Computations of energetic nearshore waves: Are weakly dispersive phase-resolving models telling the same story?

Three phase-resolving weakly dispersive wave models are used for 2DH (2D depth-integrated) computations of large-scale wave-by-wave processes induced by highly energetic sea/swell (SS) forcing near Haleʻiwa on the North Shore of Oʻahu, Hawaiʻi. The computed model results are compared to observations obtained over a nearshore cross-reef transect and from the basin of a small boat harbor. The level of agreement between the model results and observations in complex coastal environments under highly energetic wave forcing, along with the qualitative consistency among the three models, makes these models good candidates for operational applications in nearshore environments exposed to energetic wave forcing conditions.

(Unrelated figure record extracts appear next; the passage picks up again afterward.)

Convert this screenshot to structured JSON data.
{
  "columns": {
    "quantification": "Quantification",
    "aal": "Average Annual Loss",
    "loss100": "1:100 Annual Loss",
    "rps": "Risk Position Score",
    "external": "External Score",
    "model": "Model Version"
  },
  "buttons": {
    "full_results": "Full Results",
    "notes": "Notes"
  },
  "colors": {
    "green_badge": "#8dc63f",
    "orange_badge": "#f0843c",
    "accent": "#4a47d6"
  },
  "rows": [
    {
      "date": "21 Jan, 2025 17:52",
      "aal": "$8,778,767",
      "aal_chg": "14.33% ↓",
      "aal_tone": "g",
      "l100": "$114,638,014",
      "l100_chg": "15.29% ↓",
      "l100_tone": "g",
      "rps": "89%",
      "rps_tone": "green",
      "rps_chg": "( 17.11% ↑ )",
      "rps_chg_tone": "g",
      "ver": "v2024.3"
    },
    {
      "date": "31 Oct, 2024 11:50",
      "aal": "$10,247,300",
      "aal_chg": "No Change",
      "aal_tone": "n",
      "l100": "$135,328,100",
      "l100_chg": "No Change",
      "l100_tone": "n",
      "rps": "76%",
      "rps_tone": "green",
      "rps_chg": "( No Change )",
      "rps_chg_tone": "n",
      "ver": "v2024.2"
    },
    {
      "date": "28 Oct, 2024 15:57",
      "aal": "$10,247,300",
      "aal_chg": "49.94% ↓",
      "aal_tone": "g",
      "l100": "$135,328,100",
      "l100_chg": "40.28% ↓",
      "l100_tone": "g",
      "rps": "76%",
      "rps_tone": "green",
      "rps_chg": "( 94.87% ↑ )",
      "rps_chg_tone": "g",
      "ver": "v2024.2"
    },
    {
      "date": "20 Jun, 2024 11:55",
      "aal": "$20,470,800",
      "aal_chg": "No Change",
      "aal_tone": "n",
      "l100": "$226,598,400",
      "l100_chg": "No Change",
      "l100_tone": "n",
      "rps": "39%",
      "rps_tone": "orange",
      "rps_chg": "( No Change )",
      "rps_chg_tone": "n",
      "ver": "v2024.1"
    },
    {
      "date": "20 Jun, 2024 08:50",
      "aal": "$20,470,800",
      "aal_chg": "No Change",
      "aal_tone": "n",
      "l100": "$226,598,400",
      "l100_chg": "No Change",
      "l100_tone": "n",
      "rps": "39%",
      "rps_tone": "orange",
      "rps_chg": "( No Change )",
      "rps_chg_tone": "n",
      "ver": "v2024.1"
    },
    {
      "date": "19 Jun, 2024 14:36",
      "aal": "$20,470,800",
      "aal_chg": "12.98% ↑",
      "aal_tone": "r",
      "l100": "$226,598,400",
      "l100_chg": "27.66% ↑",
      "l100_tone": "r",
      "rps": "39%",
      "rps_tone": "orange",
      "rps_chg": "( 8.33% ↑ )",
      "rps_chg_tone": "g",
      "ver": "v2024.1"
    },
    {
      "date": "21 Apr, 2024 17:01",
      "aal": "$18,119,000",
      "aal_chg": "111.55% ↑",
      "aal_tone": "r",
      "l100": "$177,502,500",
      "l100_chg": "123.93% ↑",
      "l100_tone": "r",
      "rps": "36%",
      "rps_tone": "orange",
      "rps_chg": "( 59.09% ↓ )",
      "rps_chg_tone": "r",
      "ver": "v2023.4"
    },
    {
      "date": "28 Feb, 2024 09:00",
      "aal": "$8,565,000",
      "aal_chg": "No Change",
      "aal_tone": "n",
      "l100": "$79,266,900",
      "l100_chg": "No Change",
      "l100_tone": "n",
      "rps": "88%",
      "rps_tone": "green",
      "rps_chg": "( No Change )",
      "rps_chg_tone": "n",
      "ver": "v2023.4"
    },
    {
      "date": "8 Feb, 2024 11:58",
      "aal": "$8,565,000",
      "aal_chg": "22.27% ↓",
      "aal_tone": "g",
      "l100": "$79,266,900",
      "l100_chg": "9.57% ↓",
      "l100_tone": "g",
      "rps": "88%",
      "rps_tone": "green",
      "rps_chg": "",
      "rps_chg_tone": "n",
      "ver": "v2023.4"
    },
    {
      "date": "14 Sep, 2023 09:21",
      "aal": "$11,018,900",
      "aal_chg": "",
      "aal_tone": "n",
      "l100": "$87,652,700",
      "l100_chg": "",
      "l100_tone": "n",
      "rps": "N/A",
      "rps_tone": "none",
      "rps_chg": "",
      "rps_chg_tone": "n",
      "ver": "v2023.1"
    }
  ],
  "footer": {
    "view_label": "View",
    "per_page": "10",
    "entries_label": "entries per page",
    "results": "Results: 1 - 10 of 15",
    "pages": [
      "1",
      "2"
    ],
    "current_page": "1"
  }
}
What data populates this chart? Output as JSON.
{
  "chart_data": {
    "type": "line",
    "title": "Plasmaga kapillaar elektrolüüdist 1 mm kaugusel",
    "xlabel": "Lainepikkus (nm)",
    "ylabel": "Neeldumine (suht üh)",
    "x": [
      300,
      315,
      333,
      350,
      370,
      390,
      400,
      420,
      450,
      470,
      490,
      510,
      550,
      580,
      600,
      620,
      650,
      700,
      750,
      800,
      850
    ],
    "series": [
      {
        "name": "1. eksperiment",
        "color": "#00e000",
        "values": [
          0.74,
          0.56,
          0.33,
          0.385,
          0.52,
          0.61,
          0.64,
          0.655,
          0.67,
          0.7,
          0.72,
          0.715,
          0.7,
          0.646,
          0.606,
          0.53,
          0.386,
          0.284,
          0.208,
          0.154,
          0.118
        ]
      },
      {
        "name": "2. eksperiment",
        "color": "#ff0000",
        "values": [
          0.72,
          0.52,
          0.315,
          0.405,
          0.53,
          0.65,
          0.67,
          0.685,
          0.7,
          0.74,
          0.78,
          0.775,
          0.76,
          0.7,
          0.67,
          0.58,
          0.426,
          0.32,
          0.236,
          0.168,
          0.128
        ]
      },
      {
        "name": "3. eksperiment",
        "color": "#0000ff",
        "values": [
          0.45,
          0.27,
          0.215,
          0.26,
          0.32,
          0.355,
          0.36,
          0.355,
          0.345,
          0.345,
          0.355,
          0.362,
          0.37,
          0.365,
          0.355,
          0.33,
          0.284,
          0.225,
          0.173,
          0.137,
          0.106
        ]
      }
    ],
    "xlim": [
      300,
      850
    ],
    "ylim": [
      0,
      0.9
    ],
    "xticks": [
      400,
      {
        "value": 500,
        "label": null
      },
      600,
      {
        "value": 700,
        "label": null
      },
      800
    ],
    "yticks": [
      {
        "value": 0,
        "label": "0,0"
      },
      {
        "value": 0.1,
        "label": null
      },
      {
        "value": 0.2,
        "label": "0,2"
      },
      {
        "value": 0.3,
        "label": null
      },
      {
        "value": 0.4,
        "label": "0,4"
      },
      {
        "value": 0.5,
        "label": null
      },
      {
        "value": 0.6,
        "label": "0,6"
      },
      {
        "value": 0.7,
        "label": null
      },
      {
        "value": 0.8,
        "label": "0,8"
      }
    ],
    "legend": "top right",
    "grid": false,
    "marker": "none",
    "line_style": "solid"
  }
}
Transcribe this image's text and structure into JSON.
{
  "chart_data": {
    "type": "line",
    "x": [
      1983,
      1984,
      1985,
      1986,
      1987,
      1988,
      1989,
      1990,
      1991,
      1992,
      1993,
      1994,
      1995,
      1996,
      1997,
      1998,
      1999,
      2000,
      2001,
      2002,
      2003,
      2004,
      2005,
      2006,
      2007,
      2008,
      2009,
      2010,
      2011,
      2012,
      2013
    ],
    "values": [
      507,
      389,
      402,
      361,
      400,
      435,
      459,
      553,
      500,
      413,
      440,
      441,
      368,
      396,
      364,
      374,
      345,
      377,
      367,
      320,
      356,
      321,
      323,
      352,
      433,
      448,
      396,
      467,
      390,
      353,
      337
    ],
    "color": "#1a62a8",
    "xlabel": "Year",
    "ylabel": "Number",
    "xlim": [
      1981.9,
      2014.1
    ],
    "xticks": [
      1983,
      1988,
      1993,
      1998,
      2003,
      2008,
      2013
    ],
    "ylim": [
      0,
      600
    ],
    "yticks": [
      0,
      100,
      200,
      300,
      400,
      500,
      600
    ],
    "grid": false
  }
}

Spectral analyses inside the harbor and over the reef indicate that all three models generally account for infragravity (IG) spatial modal structures that are consistent with observations and the theory of edge and leaky waves. Over the reef, auto- and cross-spectral analyses reveal that the dominant waveforms are qualitatively reproduced by all three models, as indicated through: (i) the growth of IG wave amplitudes from deeper water to the shallow reef sites; (ii) the agreement of power spectral density peaks at the nearshore locations; and (iii) the remarkable similarity of spatial coherence functions among the models and between the models and observations. The computations of swell entering the small boat harbor at Haleʻiwa demonstrate that the models can successfully reproduce the variability in the narrow IG frequency bands that are spatially dependent and often subject to resonant amplifications.